Fun facts: Mississippi Valley State scored the fewest points in the NCAA tournament since 1946 and shot the worst field-goal percentage ever in March Madness, at 19.7 percent.
I'm going to cheat a bit and put three games together on one slide.
The 2006 NCAA tournament was two-faced in its entertainment value. While the first four rounds brought fans No. 11 seed George Mason and No. 13 seed Bradley's Cinderella runs and the greatest NCAA tournament game that no one ever mentions (No. 14 seed Northwestern State beating No. 3 seed Iowa, 64-63 on a last-second three-pointer), the Final Four was an unmitigated disaster.
No. 2 seed UCLA took an 18-8 lead against No. 4 seed LSU with 12:26 left in the first half and led by double digits for the remainder of the game, eventually winning by an eyesore score of 59-45.
No. 3 seed Florida let George Mason hang around for a little while but put its foot on the gas pedal with a 20-7 run to open the second half, giving the Gators a 51-33 lead. They would eventually win 73-55.

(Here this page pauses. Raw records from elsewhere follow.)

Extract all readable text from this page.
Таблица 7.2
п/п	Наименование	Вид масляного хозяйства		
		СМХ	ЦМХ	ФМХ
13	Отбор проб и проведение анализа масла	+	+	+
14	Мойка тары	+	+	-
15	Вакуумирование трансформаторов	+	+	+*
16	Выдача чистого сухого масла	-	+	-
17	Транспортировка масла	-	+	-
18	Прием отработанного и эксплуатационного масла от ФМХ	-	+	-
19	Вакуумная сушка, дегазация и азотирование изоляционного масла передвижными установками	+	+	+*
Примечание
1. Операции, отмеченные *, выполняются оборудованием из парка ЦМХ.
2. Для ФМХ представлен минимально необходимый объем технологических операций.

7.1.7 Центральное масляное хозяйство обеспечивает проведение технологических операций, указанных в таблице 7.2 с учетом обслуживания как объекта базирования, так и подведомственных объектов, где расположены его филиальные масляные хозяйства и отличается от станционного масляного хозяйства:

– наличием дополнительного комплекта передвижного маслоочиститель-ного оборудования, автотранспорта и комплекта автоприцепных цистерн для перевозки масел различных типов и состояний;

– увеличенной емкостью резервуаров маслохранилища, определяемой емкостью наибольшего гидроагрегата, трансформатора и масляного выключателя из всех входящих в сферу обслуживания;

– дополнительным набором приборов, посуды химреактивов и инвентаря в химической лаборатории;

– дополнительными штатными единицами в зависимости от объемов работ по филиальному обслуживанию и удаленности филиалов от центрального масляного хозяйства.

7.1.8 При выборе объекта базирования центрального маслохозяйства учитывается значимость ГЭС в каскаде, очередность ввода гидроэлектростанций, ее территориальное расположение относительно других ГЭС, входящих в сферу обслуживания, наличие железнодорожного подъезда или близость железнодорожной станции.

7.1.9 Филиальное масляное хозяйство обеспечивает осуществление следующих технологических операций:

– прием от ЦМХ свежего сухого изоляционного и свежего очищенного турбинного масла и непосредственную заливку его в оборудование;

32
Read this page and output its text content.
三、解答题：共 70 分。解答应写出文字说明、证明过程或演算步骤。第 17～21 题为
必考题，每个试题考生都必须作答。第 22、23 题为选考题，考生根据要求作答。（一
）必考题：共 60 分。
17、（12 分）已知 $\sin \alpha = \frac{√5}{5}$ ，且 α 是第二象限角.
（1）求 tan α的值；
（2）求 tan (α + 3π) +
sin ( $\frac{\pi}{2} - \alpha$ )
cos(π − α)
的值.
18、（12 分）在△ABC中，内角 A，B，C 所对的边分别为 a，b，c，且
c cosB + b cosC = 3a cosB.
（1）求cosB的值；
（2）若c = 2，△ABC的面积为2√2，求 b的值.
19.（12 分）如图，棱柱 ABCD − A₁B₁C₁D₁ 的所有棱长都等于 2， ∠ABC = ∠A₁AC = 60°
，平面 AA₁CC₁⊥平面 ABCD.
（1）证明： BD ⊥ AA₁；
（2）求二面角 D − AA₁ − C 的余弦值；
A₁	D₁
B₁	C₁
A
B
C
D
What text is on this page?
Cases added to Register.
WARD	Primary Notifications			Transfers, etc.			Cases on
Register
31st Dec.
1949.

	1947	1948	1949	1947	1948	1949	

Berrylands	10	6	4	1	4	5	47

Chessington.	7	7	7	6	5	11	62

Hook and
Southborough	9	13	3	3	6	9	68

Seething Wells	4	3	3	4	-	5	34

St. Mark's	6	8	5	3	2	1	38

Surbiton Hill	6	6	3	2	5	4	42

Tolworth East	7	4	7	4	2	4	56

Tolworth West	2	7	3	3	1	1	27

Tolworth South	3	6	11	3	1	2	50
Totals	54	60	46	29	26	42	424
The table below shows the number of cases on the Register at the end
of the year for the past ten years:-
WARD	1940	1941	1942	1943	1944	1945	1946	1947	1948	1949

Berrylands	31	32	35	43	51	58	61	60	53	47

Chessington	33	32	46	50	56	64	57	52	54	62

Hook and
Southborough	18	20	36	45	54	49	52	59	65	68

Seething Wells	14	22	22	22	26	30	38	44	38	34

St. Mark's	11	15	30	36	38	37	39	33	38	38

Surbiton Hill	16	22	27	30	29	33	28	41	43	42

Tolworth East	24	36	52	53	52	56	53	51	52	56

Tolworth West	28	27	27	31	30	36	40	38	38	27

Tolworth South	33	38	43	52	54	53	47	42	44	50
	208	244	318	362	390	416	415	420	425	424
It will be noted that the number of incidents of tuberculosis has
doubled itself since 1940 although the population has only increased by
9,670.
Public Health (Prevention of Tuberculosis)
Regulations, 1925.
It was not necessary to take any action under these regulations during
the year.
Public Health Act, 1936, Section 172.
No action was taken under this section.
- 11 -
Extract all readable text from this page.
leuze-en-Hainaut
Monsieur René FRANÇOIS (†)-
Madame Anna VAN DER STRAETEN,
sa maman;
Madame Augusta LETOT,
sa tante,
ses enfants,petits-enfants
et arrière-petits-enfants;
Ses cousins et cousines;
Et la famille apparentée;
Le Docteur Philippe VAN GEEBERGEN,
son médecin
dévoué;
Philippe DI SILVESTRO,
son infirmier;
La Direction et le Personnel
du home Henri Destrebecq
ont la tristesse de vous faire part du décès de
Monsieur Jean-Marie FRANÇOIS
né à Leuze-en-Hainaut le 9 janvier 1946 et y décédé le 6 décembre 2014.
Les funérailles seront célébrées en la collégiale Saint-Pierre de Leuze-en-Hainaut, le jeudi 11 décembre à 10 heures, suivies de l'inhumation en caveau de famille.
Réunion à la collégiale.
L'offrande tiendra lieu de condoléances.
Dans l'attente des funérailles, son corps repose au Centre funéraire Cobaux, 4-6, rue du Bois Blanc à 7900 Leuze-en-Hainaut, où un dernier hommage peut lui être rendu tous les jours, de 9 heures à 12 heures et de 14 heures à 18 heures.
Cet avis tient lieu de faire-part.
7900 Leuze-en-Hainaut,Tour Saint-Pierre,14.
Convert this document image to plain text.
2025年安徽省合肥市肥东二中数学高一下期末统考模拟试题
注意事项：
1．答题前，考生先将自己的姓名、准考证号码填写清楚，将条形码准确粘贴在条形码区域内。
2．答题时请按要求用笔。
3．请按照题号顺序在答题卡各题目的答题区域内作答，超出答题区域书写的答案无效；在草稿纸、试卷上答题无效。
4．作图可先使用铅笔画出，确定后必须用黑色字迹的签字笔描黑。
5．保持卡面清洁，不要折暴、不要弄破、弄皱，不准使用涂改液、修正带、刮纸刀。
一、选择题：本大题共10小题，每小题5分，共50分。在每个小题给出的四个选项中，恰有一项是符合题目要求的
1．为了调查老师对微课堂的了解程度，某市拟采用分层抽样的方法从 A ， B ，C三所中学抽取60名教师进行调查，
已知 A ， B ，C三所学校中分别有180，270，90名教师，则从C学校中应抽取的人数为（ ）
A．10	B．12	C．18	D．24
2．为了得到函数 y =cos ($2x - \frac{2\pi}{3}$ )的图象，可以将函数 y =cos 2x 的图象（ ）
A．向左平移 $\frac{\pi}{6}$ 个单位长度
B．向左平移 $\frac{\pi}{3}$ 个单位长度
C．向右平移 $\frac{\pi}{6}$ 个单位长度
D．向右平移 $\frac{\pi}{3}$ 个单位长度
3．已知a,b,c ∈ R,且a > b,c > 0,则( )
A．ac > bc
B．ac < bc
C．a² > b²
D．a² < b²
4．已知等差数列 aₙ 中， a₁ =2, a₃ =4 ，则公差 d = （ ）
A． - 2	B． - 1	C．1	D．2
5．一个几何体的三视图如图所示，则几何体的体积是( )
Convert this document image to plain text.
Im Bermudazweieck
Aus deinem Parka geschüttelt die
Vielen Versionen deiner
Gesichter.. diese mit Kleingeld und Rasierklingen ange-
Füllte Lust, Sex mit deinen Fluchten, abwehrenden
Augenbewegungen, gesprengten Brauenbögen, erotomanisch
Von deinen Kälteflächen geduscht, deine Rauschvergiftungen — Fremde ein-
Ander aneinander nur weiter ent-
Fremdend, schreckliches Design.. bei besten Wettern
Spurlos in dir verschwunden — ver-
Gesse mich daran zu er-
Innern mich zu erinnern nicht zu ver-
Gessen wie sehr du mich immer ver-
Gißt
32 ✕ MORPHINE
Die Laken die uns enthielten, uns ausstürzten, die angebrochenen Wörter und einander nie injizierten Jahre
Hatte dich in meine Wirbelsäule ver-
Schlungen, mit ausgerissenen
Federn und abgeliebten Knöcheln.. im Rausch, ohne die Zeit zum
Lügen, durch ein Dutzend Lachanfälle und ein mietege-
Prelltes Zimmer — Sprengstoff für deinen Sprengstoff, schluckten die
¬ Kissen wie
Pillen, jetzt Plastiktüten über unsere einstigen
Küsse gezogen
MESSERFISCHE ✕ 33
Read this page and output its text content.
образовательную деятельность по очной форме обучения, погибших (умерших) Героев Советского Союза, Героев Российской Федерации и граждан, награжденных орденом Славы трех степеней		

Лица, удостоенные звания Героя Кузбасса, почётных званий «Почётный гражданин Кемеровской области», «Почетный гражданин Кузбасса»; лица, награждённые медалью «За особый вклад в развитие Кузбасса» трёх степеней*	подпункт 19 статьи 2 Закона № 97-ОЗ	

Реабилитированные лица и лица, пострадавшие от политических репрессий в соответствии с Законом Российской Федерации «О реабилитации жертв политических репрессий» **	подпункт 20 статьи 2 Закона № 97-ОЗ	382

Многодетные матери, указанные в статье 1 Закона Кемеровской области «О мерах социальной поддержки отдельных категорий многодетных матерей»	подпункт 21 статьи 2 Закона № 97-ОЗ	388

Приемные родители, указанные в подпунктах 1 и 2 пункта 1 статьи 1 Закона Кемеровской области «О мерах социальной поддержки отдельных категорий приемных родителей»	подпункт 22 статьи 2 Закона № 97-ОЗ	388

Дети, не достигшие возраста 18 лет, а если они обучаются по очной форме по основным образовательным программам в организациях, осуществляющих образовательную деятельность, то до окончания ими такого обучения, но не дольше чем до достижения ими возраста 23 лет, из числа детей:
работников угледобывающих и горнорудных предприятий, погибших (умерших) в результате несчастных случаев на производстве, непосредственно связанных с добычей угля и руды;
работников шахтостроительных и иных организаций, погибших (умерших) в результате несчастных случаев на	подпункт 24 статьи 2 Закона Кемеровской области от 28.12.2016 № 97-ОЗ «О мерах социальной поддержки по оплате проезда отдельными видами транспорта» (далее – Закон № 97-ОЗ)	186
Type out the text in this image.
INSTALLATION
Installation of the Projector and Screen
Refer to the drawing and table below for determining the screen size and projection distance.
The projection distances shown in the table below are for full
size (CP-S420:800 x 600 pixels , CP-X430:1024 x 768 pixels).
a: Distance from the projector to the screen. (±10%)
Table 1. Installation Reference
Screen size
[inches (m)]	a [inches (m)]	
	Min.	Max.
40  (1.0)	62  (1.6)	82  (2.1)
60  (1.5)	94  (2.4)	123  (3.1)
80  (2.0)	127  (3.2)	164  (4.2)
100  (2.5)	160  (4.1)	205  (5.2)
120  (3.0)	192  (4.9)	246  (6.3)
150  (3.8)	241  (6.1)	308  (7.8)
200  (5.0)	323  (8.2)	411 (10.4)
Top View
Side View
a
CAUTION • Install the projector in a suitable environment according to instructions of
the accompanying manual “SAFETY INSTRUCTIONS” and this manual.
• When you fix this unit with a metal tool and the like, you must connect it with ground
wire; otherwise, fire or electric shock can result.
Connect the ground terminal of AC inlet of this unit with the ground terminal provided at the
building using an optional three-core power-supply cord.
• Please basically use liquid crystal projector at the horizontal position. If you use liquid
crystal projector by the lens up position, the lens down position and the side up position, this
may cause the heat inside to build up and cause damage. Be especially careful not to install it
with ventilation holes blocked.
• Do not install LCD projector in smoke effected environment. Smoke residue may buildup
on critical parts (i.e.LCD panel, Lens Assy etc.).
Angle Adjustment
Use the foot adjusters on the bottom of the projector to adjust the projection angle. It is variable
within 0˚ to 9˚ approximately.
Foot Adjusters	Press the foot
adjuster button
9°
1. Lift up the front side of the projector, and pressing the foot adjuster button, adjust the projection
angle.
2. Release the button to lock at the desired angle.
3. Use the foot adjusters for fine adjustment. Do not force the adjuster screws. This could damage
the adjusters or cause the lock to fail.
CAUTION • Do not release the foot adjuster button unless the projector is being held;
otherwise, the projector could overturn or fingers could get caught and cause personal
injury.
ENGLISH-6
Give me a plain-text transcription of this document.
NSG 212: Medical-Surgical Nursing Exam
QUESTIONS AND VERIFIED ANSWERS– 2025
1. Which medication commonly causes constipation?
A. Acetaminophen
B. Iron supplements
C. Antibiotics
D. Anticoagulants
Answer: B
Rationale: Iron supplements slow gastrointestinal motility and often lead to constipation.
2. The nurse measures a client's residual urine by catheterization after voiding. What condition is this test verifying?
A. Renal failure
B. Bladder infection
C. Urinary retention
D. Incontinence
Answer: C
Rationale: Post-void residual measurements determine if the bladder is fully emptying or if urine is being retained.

More of the same in the finals, as UCLA laid an egg and shot 36 percent from the field (18 percent from beyond the arc) and was never within 11 in the second half.
The only game on this list with a single-digit differential, this UCLA-Memphis matchup was an insult to the game of basketball.
UCLA proved that a team can shoot 35 percent from the field and 51 percent (20-of-39) from the free throw line and win a Final Four berth as long as it plays good defense. Memphis made only 31.5 percent of its field goals and went 2-of-17 from deep.
The teams combined for 44 fouls and 35 turnovers.
Is there a worse sight in college basketball than watching Cinderella put on her glass slippers, only to trip and fall down the stairs?
While No. 3 seed Marquette wasn't a Cinderella along the lines of George Mason, the former Conference USA member captured the American sports world's attention as a gritty underdog by upsetting No. 1 seed Kentucky in the Elite Eight.
But it wasn't meant to be. No. 2 seed Kansas led tournament darling Marquette 73-32 just four minutes into the second half. Marquette shot only 31 percent from the field (3-of-16 from three-point range). Kansas, meanwhile, made over 53 percent of its field goals.
As a side note, who can name a player on Dwyane Wade's 2002-2003 Marquette team aside from the aforementioned superstar without looking?
I hate picking on the little guys, but No. 1 Duke's victory over No. 16 seed Winthrop was just brutal. Winthrop led 2-0 before Duke went on a run-of-the-mill 52-13 run (and a 24-0 run within that run) to close the first half.
Winthrop made only six first-half field goals.
The Duke Big Three of Jay Williams, Mike Dunleavy and Carlos Boozer was supposed to breeze into the national championship but got upset by No. 5 seed Indiana, 72-71, in the Sweet 16.